Follow our weekly news by email

Saturday, May 11, 2013

The story of 4 Mothers in Swaziland - what would you do?

  Tomorrow is Mothers Day and want to dedicate this blog to my mom, Bernice Willis, who is living in Ontario, Canada, a million miles away from Swaziland.  Mom, I love you and am eternally grateful that you and dad adopted me as a baby and raised me to be the woman I am today. Without you, your faith in God and your faith in me I would not be here in Swaziland today helping other babies who weren’t lucky enough to get you!  Siyabonga Kakhulu Make.

I have a theory that Mothers do the best they can for their children with what they have. That means what they have in the areas of knowledge, upbringing, education, financial means, love, faith, confidence and a host of other tools. I may be wrong, but being an eternal optimist it is a view that I want to believe.  As I think about Mothers Day tomorrow I have been thinking about four mothers who I have had interaction with this week.  These women are not for you or me to judge, but rather maybe to prompt you to give thanks for the mother that you were given, think about the mother that you are and consider what you might do if you were one of these four mothers in Swaziland.

Mother #1 – a 14-year old girl who gave birth on Friday morning via C-section and who refused to look at the child or touch the child after birth.  The baby lies only 30 feet from the mother in the hospital, but this young girl wants nothing to do with it.  Why?  We don’t know, because she has not revealed who the father is.  Her secrecy in itself tells that the father is likely someone close to her or the family.  Is this young mother (or girl who gave birth to a baby) doing the best she can by turning away from the child so that she can focus on her own education and future?

Baby Isaac, born May 10th, 2013. 2.6KG
 Mother #2 –  a 30-year old mother of four children who has lived at the government hospital for the past 57 days.  Her 18-month old child was lit on fire by his own father (not living with the mother) and then hidden for five days to suffer his 3rd degree burns in silence.  This mother has watched her child live in excruciating pain and she has slept on a chair for almost two months resting her head on the child’s bed to sleep each night.  She asked us to take the child to the El Roi Baby home when he is healed so that he may be safe from the father’s revenge.  In the interim we have been able to move the baby and mother to a private hospital so that he can get excellent care while he heals and remains safe from further harm.  Is this mother doing the best she can for the baby by giving him to us so that the child will live in safety?

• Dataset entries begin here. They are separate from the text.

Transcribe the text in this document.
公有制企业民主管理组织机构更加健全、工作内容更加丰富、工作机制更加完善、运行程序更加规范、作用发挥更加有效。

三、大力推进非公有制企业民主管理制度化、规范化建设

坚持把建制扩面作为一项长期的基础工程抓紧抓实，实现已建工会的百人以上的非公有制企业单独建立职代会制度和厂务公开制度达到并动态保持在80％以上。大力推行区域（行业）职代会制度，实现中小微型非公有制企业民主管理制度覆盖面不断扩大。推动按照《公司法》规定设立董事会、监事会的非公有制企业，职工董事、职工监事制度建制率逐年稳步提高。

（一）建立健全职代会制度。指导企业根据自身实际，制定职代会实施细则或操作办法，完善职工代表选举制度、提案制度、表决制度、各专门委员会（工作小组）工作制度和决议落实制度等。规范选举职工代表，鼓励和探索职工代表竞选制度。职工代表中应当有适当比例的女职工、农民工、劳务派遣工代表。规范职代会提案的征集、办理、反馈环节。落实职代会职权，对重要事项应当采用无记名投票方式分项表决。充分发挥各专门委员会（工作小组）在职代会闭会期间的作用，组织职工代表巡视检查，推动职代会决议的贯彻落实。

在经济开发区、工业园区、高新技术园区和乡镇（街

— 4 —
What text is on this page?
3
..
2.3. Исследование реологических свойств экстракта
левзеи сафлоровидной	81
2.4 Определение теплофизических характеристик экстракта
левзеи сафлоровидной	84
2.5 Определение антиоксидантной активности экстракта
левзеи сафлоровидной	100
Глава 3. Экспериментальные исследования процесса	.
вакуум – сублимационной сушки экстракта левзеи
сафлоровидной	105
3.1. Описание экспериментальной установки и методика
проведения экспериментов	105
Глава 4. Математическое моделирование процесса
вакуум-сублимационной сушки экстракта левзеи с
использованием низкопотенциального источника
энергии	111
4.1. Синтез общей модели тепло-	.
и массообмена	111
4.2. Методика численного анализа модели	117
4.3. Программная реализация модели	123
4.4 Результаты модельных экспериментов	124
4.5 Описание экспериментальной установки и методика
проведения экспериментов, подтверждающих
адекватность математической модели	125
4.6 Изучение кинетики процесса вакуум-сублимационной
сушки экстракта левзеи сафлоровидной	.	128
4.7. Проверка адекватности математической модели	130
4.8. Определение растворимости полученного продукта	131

My new BFF - burned baby is moved to private hospital.
Mother #3 – a mother who handed her 5-week old baby to a neighbor so that she could go and use the toilet, then she ran away, never to return.  The child’s health card reveals that the mother was HIV positive and the baby is on Anti-retrovirals, which we will now give her at the El Roi Baby Home, which is her new home. Did the mother do the best she could by leaving the child with a stranger, knowing that she herself was sick and had no means to feed or care for the child?

Mother #4 – a young mother gave birth at a local hospital and then ran away leaving the child.  The baby girl has been living at the hospital for two weeks and there is no sign of the mother coming back.  The hospital has no record of the mother, no way to find her and not even a name for the baby. We are hoping that this baby may also come and live at the El Roi Baby home, but only time will tell.  We can’t begin to imagine what kind of situation this mother was in that would cause her to carry a child for 42 weeks and then run away from her when she is born.

These are only four of many stories that I we heard and dealt with this week. It was a big week for babies and mothers and I am thankful that I am here in Swaziland to be a part of these stories. 

I am thankful that my birth mother (who was 15-years old) made a choice to give me up for adoption so that I could have a better life than she could give me.  Giving a child away is a heartbreaking act, but in many ways it may be the most selfless act mother can do.

Live from Swaziland … Happy Mothers Day to all women who have brought a life in to this world and to all the mothers who have received someone else’s child to care for.  El Roi see you.

Janine

1 comment:

  1. Happy Mother's Day to you, Janine! You are a very special woman and a great mother to your children and the babies of Swaziland! May God continue to bless you and your family.